Methods: Aβ [1] and tau pathology submodels are merged through the model of intracellular protein degradation systems (proteasome, autophagy) which govern protein accumulation and can be disrupted progressively in AD. Literature data (concentration baselines and dynamics, SUVR) from mice and human, in vitro perturbations of cellular pathways (rapamycin, proteasome inhibitors, vinblastine, ACAT inhibitors, calpain inhibitors) have been used for calibration. Simplified pharmacokinetic model of antibodies describes distribution to the brain and target binding, preventing seeding and growth of aggregates; it was calibrated on the data for non-specific IgG [2], and partially verified of BAN2401 CSF data.
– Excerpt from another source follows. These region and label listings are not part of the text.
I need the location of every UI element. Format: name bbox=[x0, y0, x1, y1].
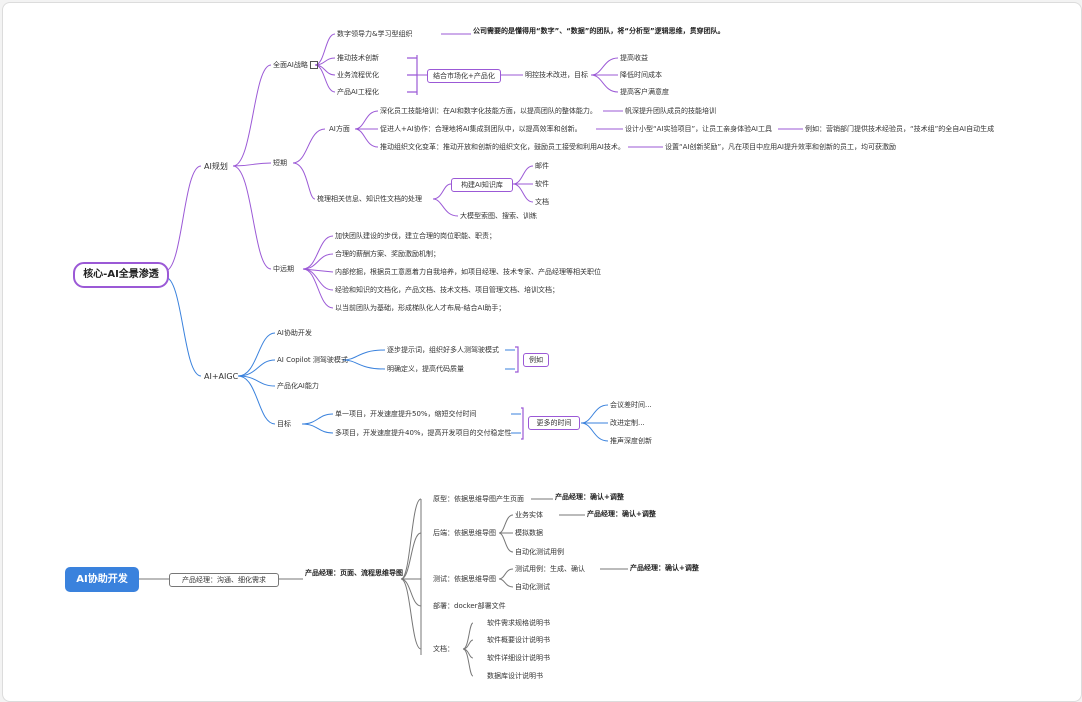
node-dev-1[interactable]: 业务实体 bbox=[515, 511, 543, 519]
node-aigc-4[interactable]: 目标 bbox=[277, 420, 291, 428]
node-mid-1[interactable]: 加快团队建设的步伐，建立合理的岗位职能、职责； bbox=[335, 232, 496, 240]
node-aigc-1[interactable]: AI协助开发 bbox=[277, 329, 312, 337]
node-aigc-2[interactable]: AI Copilot 测驾驶模式 bbox=[277, 356, 348, 364]
node-deploy[interactable]: 部署：docker部署文件 bbox=[433, 602, 506, 610]
node-kb-2[interactable]: 软件 bbox=[535, 180, 549, 188]
node-test-1[interactable]: 测试用例：生成、确认 bbox=[515, 565, 585, 573]
node-docs[interactable]: 文档： bbox=[433, 645, 454, 653]
node-ai-item-2-note: 例如：营销部门提供技术经验员，“技术组”的全自AI自动生成 bbox=[805, 125, 995, 133]
node-doc-2[interactable]: 软件概要设计说明书 bbox=[487, 636, 550, 644]
node-example-box[interactable]: 例如 bbox=[523, 353, 549, 367]
node-mid-2[interactable]: 合理的薪酬方案、奖励激励机制； bbox=[335, 250, 440, 258]
node-aigc-3[interactable]: 产品化AI能力 bbox=[277, 382, 319, 390]
node-product-ai[interactable]: 产品AI工程化 bbox=[337, 88, 379, 96]
node-mid-3[interactable]: 内部挖掘，根据员工意愿着力自我培养，如项目经理、技术专家、产品经理等相关职位 bbox=[335, 268, 601, 276]
node-biz-opt[interactable]: 业务流程优化 bbox=[337, 71, 379, 79]
node-dev-2[interactable]: 模拟数据 bbox=[515, 529, 543, 537]
node-more-box[interactable]: 更多的时间 bbox=[528, 416, 580, 430]
node-ai-item-1[interactable]: 深化员工技能培训：在AI和数字化技能方面，以提高团队的整体能力。 bbox=[380, 107, 597, 115]
node-ai-item-3-note: 设置“AI创新奖励”，凡在项目中应用AI提升效率和创新的员工，均可获激励 bbox=[665, 143, 896, 151]
node-more-2[interactable]: 改进定制... bbox=[610, 419, 645, 427]
node-doc-4[interactable]: 数据库设计说明书 bbox=[487, 672, 543, 680]
node-goal-1[interactable]: 提高收益 bbox=[620, 54, 648, 62]
node-target-2[interactable]: 多项目，开发速度提升40%，提高开发项目的交付稳定性 bbox=[335, 429, 512, 437]
node-kb-box[interactable]: 构建AI知识库 bbox=[451, 178, 513, 192]
node-mid-5[interactable]: 以当前团队为基础，形成梯队化人才布局-结合AI助手； bbox=[335, 304, 506, 312]
node-market-box[interactable]: 结合市场化+产品化 bbox=[427, 69, 501, 83]
node-dev-3[interactable]: 自动化测试用例 bbox=[515, 548, 564, 556]
node-ai-plan[interactable]: AI规划 bbox=[204, 162, 228, 171]
node-target-label[interactable]: 明控技术改进，目标 bbox=[525, 71, 588, 79]
node-ai-item-2[interactable]: 促进人+AI协作：合理地将AI集成到团队中，以提高效率和创新。 bbox=[380, 125, 582, 133]
node-strategy[interactable]: 全面AI战略 bbox=[273, 61, 319, 70]
node-pm[interactable]: 产品经理：沟通、细化需求 bbox=[169, 573, 279, 587]
root-node[interactable]: 核心-AI全景渗透 bbox=[73, 262, 169, 288]
node-short-term[interactable]: 短期 bbox=[273, 159, 287, 167]
node-kb-item[interactable]: 梳理相关信息、知识性文档的处理 bbox=[317, 195, 422, 203]
node-goal-3[interactable]: 提高客户满意度 bbox=[620, 88, 669, 96]
node-kb-extra[interactable]: 大模型索图、搜索、训练 bbox=[460, 212, 537, 220]
node-tech-inno[interactable]: 推动技术创新 bbox=[337, 54, 379, 62]
node-test-2[interactable]: 自动化测试 bbox=[515, 583, 550, 591]
node-dev[interactable]: 后端：依据思维导图 bbox=[433, 529, 496, 537]
node-goal-2[interactable]: 降低时间成本 bbox=[620, 71, 662, 79]
node-more-3[interactable]: 推声深度创新 bbox=[610, 437, 652, 445]
node-ai-item-1-note: 帆深提升团队成员的技能培训 bbox=[625, 107, 716, 115]
node-dev-1-note: 产品经理：确认+调整 bbox=[587, 510, 656, 518]
node-target-1[interactable]: 单一项目，开发速度提升50%，缩短交付时间 bbox=[335, 410, 477, 418]
node-digital-lead-note: 公司需要的是懂得用“数字”、“数据”的团队，将“分析型”逻辑思维，贯穿团队。 bbox=[473, 27, 725, 35]
node-copilot-2[interactable]: 明确定义，提高代码质量 bbox=[387, 365, 464, 373]
node-doc-1[interactable]: 软件需求规格说明书 bbox=[487, 619, 550, 627]
node-mid-4[interactable]: 经验和知识的文档化，产品文档、技术文档、项目管理文档、培训文档； bbox=[335, 286, 559, 294]
node-design[interactable]: 原型：依据思维导图产生页面 bbox=[433, 495, 524, 503]
node-more-1[interactable]: 会议差时间... bbox=[610, 401, 652, 409]
node-copilot-1[interactable]: 逐步提示词，组织好多人测驾驶模式 bbox=[387, 346, 499, 354]
node-kb-1[interactable]: 邮件 bbox=[535, 162, 549, 170]
node-doc-3[interactable]: 软件详细设计说明书 bbox=[487, 654, 550, 662]
node-test[interactable]: 测试：依据思维导图 bbox=[433, 575, 496, 583]
node-ai-aigc[interactable]: AI+AIGC bbox=[204, 372, 239, 381]
node-ai-side[interactable]: AI方面 bbox=[329, 125, 350, 133]
node-kb-3[interactable]: 文档 bbox=[535, 198, 549, 206]
node-ai-item-3[interactable]: 推动组织文化变革：推动开放和创新的组织文化，鼓励员工接受和利用AI技术。 bbox=[380, 143, 625, 151]
node-test-1-note: 产品经理：确认+调整 bbox=[630, 564, 699, 572]
root-node-2[interactable]: AI协助开发 bbox=[65, 567, 139, 592]
node-ai-item-2-mid[interactable]: 设计小型“AI实验项目”，让员工亲身体验AI工具 bbox=[625, 125, 772, 133]
node-pm-out[interactable]: 产品经理：页面、流程思维导图 bbox=[305, 569, 403, 577]
node-design-note: 产品经理：确认+调整 bbox=[555, 493, 624, 501]
node-mid-term[interactable]: 中远期 bbox=[273, 265, 294, 273]
node-digital-lead[interactable]: 数字领导力&学习型组织 bbox=[337, 30, 413, 38]
note-icon bbox=[310, 61, 319, 69]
Data from clinical studies for aducanumab and BACE inhibitor (verubecestat) have been used for model validation, together with mouse data for treatment by rapamycin, calpain inhibitors, proteasome activation as well as tau targeting antibodies, DC8E8 (tau) [3] and GW-23B7 (anti-β-sheet), in Tau and APP/Tau mouse AD models.
Result: Model correctly describes progression and interaction the Aβ and tau pathologies. It correctly predicts effect of rapamycin, calpain inhibitors, proteasome activation on tau or amyloid in transgenic mouse models, as well as efficacy of antibodies. Predictions for aducanumab efficacy in Tg2576 mouse [4]
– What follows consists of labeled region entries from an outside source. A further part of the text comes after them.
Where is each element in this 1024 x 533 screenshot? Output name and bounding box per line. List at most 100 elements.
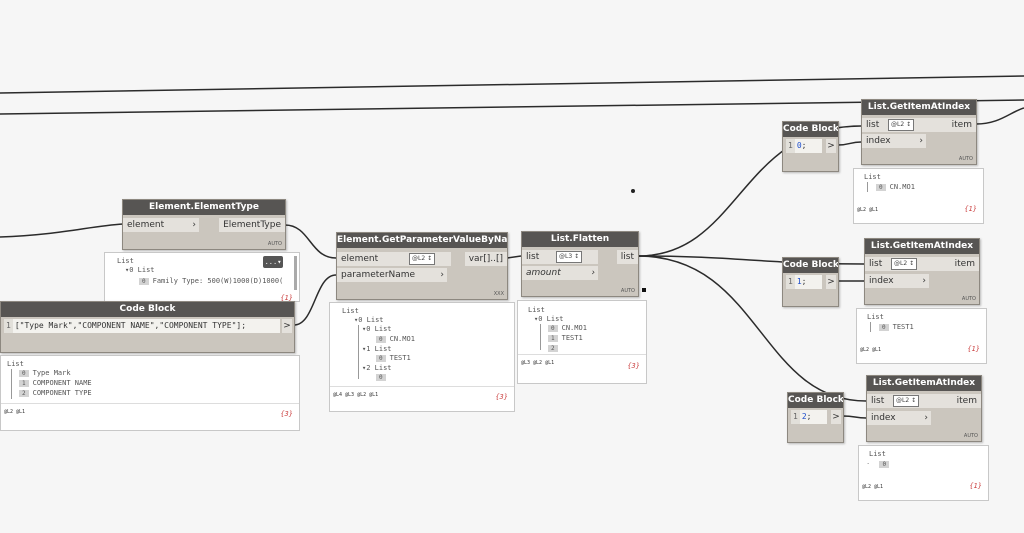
node-title: List.GetItemAtIndex xyxy=(867,376,981,391)
preview-count: {1} xyxy=(969,482,982,490)
level-badge[interactable]: @L2 ↕ xyxy=(891,258,918,270)
chevron-right-icon: › xyxy=(924,413,928,423)
code-number: 1 xyxy=(796,277,802,286)
level-badge[interactable]: @L2 ↕ xyxy=(893,395,920,407)
preview-levels: @L2 @L1 xyxy=(860,347,882,353)
preview-levels: @L2 @L1 xyxy=(862,484,884,490)
output-port[interactable]: > xyxy=(826,275,836,289)
port-label: > xyxy=(827,277,835,287)
pin-button[interactable]: ...▾ xyxy=(263,256,283,268)
output-port[interactable]: > xyxy=(831,410,841,424)
node-element-elementtype[interactable]: Element.ElementType element › ElementTyp… xyxy=(122,199,286,250)
lacing-label: AUTO xyxy=(267,241,282,247)
input-port-index[interactable]: index › xyxy=(867,411,931,425)
chevron-right-icon: › xyxy=(919,136,923,146)
input-port-element[interactable]: element @L2 ↕ xyxy=(337,252,451,266)
preview-levels: @L2 @L1 xyxy=(857,207,879,213)
input-port-list[interactable]: list @L2 ↕ xyxy=(867,394,957,408)
node-code-block-strings[interactable]: Code Block 1["Type Mark","COMPONENT NAME… xyxy=(0,301,295,353)
node-get-item-at-index-2[interactable]: List.GetItemAtIndex list @L2 ↕ item inde… xyxy=(866,375,982,442)
output-port[interactable]: > xyxy=(826,139,836,153)
preview-item-row: ‧ 0 xyxy=(867,460,893,468)
port-label: item xyxy=(954,259,975,269)
preview-sublist-label: List xyxy=(374,345,392,353)
chevron-right-icon: › xyxy=(192,220,196,230)
input-port-index[interactable]: index › xyxy=(865,274,929,288)
preview-index: 1 xyxy=(548,335,558,342)
preview-count: {1} xyxy=(964,205,977,213)
node-get-item-at-index-1[interactable]: List.GetItemAtIndex list @L2 ↕ item inde… xyxy=(864,238,980,305)
line-number: 1 xyxy=(4,319,13,333)
code-editor[interactable]: 1["Type Mark","COMPONENT NAME","COMPONEN… xyxy=(4,319,280,333)
level-badge[interactable]: @L2 ↕ xyxy=(409,253,436,265)
port-label: index xyxy=(866,136,891,146)
output-port[interactable]: > xyxy=(282,319,292,333)
node-get-parameter-value[interactable]: Element.GetParameterValueByName element … xyxy=(336,232,508,300)
node-get-item-at-index-0[interactable]: List.GetItemAtIndex list @L2 ↕ item inde… xyxy=(861,99,977,165)
wire-left-in xyxy=(0,223,124,238)
preview-item-value: Type Mark xyxy=(32,369,71,377)
output-port-item[interactable]: item xyxy=(947,118,976,132)
wire-gia0-out xyxy=(975,107,1024,125)
wire-cb0-to-gia0 xyxy=(837,141,862,146)
input-port-list[interactable]: list @L2 ↕ xyxy=(862,118,952,132)
output-port-var[interactable]: var[]..[] xyxy=(464,252,507,266)
code-suffix: ; xyxy=(806,412,812,421)
preview-index: 0 xyxy=(876,184,886,191)
wire-getparam-to-flatten xyxy=(506,255,522,259)
preview-item-value: CN.MO1 xyxy=(561,324,587,332)
preview-item-row: 0 xyxy=(376,373,390,381)
input-port-element[interactable]: element › xyxy=(123,218,199,232)
output-port-item[interactable]: item xyxy=(952,394,981,408)
preview-sublist: ▾0 List xyxy=(125,266,155,274)
input-port-list[interactable]: list @L3 ↕ xyxy=(522,250,598,264)
lacing-label: AUTO xyxy=(958,156,973,162)
node-title: Code Block xyxy=(783,258,838,273)
canvas-marker-dot xyxy=(631,189,635,193)
port-label: list xyxy=(620,252,634,262)
code-suffix: ; xyxy=(801,141,807,150)
preview-list-label: List xyxy=(528,306,545,314)
preview-item-value: COMPONENT TYPE xyxy=(32,389,92,397)
port-label: item xyxy=(956,396,977,406)
preview-index: 2 xyxy=(366,364,371,372)
preview-sublist-label: List xyxy=(374,325,392,333)
output-port-elementtype[interactable]: ElementType xyxy=(219,218,285,232)
input-port-index[interactable]: index › xyxy=(862,134,926,148)
node-title: Element.GetParameterValueByName xyxy=(337,233,507,248)
port-label: index xyxy=(871,413,896,423)
node-list-flatten[interactable]: List.Flatten list @L3 ↕ list amount › AU… xyxy=(521,231,639,297)
level-badge[interactable]: @L2 ↕ xyxy=(888,119,915,131)
level-badge[interactable]: @L3 ↕ xyxy=(556,251,583,263)
preview-index: 1 xyxy=(366,345,371,353)
preview-scrollbar[interactable] xyxy=(294,256,297,290)
badge-label: @L2 xyxy=(896,397,910,404)
input-port-parametername[interactable]: parameterName › xyxy=(337,268,447,282)
preview-item-value: TEST1 xyxy=(561,334,583,342)
preview-item-value: CN.MO1 xyxy=(389,335,415,343)
output-port-list[interactable]: list xyxy=(616,250,638,264)
preview-sublist: ▾1 List xyxy=(362,345,392,353)
output-port-item[interactable]: item xyxy=(950,257,979,271)
code-number: 2 xyxy=(801,412,807,421)
input-port-amount[interactable]: amount › xyxy=(522,266,598,280)
input-port-list[interactable]: list @L2 ↕ xyxy=(865,257,955,271)
port-label: element xyxy=(341,254,379,264)
preview-index: 0 xyxy=(879,461,890,468)
preview-index: 0 xyxy=(879,324,889,331)
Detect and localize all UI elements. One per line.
correspond to the data (about 40-50% for soluble and insoluble amyloid). Translation to clinical trial predicts correctly amyloid SUVR decrease by 0.2 from baseline within 54 weeks [4]. Tau in cortex and hippocampus is predicted to change by 10-15%. Similar prediction was derived for verubecestat low efficacy towards tau in CSF. Simulated addition of rapamycin to aducanumab therapy increase efficacy tremendously, leading to 80% brain tau reduction within one year and acceleration of amyloid clearance.
Conclusion: QSP modeling allows for choice of combinations of newly emerging biologics combined with targeting cell metabolism, to lead optimization and increase of treatment efficacy.
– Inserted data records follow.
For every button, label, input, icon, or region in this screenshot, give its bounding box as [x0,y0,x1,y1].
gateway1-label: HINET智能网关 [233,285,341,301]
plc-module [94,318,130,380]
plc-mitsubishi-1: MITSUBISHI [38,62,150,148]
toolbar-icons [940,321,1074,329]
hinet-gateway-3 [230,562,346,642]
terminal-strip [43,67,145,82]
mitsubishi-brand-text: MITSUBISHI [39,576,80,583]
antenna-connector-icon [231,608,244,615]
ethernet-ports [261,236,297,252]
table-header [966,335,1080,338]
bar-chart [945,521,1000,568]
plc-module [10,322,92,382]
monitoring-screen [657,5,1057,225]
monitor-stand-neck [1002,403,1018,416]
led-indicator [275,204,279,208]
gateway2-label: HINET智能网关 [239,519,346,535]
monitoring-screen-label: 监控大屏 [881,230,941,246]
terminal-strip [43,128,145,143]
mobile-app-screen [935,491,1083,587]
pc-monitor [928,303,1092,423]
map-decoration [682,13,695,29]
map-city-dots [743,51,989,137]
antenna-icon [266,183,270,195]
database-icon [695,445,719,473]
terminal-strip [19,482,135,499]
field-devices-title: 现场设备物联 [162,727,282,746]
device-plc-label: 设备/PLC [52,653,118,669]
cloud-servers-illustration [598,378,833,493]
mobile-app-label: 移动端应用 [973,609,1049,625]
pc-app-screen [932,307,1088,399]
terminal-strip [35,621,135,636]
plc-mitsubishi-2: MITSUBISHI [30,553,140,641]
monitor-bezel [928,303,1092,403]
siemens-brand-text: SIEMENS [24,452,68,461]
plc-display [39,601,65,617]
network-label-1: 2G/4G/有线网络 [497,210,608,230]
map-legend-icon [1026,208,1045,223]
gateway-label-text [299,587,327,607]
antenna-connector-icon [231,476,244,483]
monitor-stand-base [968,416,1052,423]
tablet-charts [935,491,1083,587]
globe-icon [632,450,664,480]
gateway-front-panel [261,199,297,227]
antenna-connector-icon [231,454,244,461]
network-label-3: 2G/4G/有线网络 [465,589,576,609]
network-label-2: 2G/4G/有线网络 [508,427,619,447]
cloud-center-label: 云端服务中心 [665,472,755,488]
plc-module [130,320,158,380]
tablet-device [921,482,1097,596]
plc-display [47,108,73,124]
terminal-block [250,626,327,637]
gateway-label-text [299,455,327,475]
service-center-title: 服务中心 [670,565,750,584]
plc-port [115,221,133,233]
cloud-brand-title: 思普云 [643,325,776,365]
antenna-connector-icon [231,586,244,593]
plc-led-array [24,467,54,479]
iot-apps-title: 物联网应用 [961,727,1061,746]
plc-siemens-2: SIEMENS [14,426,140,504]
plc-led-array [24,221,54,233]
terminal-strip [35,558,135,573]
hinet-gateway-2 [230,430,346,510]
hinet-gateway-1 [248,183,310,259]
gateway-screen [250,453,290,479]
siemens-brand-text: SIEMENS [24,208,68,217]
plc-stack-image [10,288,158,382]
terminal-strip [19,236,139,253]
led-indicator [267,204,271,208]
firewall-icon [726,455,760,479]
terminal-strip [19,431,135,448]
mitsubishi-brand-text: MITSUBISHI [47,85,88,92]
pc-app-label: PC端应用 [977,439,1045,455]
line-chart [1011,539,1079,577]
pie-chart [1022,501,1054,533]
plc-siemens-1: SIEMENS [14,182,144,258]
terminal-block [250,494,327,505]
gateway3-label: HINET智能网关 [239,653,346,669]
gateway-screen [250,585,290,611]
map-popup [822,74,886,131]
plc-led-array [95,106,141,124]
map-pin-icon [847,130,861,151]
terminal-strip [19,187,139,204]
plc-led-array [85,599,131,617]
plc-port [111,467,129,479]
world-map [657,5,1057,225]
Summary: QSP modeling allows for choice of combinations of newly emerging biologics combined with targeting cell metabolism, to lead optimization and increase of treatment efficacy. References: 1. Karelina, T. et al. CPT: Pharmacometrics & Systems Pharmacology (2017) 6(10), 676– 685.
2. Chang, H.-Y. (2019). Journal of Pharmacokinetics and Pharmacodynamics (2019) 46(4), 319–338
3. Kontsekova, E. et al. Alzheimers Res Ther (2014) 6(4), 45.
4. Sevigny, J. The antibody aducanumab reduces Aβ plaques in Alzheimer’s disease. Nature, (2016). 537(7618), 50–56.